Angela Shen first sensed the impending doom for Savor Seattle in January, shortly after the virus hit Hong Kong. She founded the company giving culinary tours of Seattle’s iconic Pike Place Market in 2007, and went on to offer food tours around the region. “Be really grateful this didn’t start in the United States,” her dad told her. “The restaurants are all closed, everybody’s ordering their groceries and food to their doorstep by app.” She realised it would spell disaster for her company, and when cases popped up in Europe, she knew what was to come. “It’s not a matter of if it’s coming to the States, it’s when.”

On Leap Day, February 29, it did just that. As the outbreak grew, Shen forfeited her own salary and let 12 of her 18 staff go. Those that remained took a voluntary pay cut. But in the same breath that she laid people off, she said, “I’d like to bring you back,” and explained her plan.

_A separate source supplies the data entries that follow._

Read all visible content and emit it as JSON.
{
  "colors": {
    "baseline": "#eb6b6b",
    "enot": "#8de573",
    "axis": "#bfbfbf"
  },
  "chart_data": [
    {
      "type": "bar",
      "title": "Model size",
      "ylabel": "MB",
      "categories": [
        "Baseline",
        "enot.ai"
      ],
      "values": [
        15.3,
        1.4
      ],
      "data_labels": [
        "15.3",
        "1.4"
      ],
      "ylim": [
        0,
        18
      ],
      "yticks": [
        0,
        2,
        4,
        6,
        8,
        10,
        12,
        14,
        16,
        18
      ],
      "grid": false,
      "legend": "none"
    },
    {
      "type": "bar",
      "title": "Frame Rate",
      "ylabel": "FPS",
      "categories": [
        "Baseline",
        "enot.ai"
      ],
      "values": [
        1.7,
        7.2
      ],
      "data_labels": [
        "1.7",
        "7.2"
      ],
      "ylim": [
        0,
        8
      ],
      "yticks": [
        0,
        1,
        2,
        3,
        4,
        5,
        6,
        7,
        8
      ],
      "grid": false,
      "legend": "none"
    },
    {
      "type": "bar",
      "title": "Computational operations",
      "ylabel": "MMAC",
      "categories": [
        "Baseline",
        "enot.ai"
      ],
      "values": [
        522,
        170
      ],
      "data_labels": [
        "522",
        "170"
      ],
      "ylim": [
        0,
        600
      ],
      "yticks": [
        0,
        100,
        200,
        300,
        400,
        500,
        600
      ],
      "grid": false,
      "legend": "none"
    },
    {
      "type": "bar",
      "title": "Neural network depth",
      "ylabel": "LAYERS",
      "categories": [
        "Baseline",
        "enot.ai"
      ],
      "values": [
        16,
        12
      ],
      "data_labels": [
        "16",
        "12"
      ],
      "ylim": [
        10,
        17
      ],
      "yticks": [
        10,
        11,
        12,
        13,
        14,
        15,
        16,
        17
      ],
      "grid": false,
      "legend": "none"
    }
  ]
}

Within a week, Shen went from the complete collapse of her 13-year-old company, to creating a new multi-million dollar business, helping save a local treasure, and rallying support – emotional and financial - for local food businesses and social justice causes.
Savor Seattle’s origins and heart came from the Pike Place Market, where the lack of tourists left unsold the famous fresh salmon, bouquets of flowers from Hmong farmers, and local coffee. “If you can’t bring people to the Pike Place Market,” her nine-year-old daughter asked, “why not bring it to them?” While other tour operators navigated virtual tours, Shen saw the bigger picture: if she could find a way to help them, too, the businesses she partnered with for tours could survive as well.
Selling themed boxes filled with products curated from restaurants, markets, and producers used the same principles as her tours: connecting unique foods and stores to hungry audiences. But instead of bringing people to the restaurant or shop, she packaged it up and used her existing assets – connections to chefs, transportation, and out-of-work tour guides – to bring Seattle’s best food to people staying home.

Shen describes the market’s own response to the pandemic as publishing “a blog that listed the URLs to all 500 different businesses.” Meanwhile, grocery delivery services were booked out for weeks. She saw an opportunity to rally local support for the market, help the vendors (and herself), and get food to people at home.
She called a restaurateur and asked to borrow the walk-in for cold storage in their closed restaurant. She called the vendors to whom she’d brought so many tourists over the years. And then, on 20 March, she posted a flier on social media: “Iconic Pike Place Market Eats – Delivered,” it announced, with a Venmo to send money to reserve one of the 48 boxes. They sold out almost instantly.
She honed the process, added more vendors, and doubled their output, to the same result. By week three, with an actual website, they generated sales that rivalled the best weeks in the history of her business.
But it didn’t just keep her going: Ras Peynado of Herban Farm lost most of his customer base when crowds disappeared from the market, and he struggled to get any help from the government. When Shen’s Iconic Market Box program included his Hot Honey Sauce in their boxes, the quantity she bought for a single week covered his operating costs for a whole month. “It’s keeping the farm alive,” said Peynado in a YouTube video. Frank’s Quality Produce brought back two laid-off employees just to fulfil box orders, and Shen brought back six of her laid-off employees (and made offers to others, though some turned it down since it was in a different capacity).